Over the next twenty-four hours, the mountain would become a memory that set down deeper roots than that afternoon conversation on the sunny street.

Our brains hold on to the uncomfortable and the scary with such ease. With a pointedness, actually, in order to protect ourselves. Evolution was prudent to make sure we would be cautious of what hurt. So in a way, the not-dead-until-unremembered includes some pretty painful moments too. But the times we’d rather not remember are also the ones most likely to transform us into the next stage of what we’ll become.

When we remember, we’re holding alive within ourselves the parts that caused us pain but launched us into the orbits we currently occupy. We carry the turning points in vividness.  

I don’t know if climbing this particular mountain was an inflection. Probably not in the same way articles are written about summit chasing or “I did it and now I’m hooked.” I liked it, loved it, hated it, wished it was over, and a kaleidoscope of feelings before, during and after the climb.

I’m not sure which moment’s memory will be the strongest. I don’t know what part of the mountain will live the longest within me. I don’t know what I will give a heartbeat by remembering.

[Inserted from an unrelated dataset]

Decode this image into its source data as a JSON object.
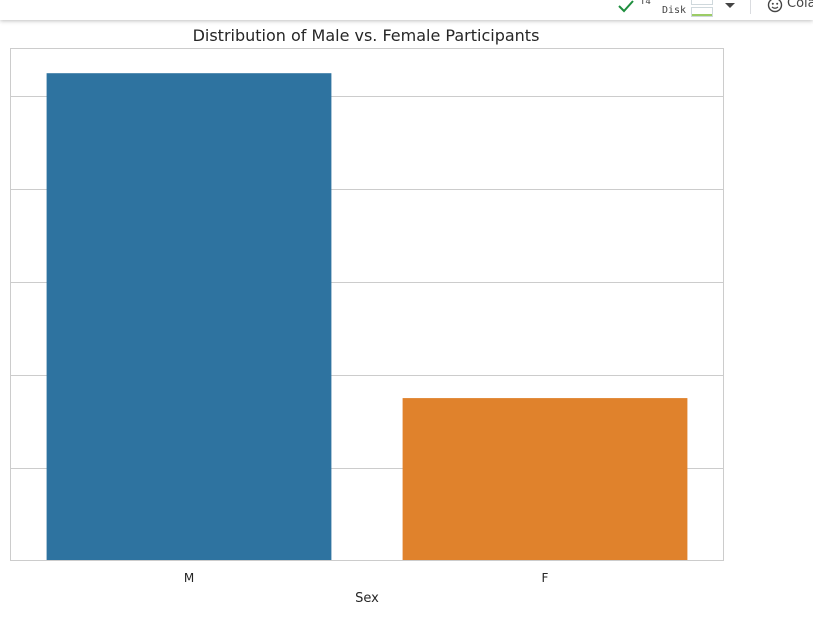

That I will remember, though, is a certainty. That I will be remembered? Also likely at least for a little while.

And so the mountain and I will be scattered in the minds of others for a little while. There, in the folds of tissue, we won’t be touchable or definable or quantifiable.

But we will continue existing, alive in the memory.

Inspired by events on Citlaltépetl (Pico de Orizaba)

and the town of San Miguel Zoapan, Mexico.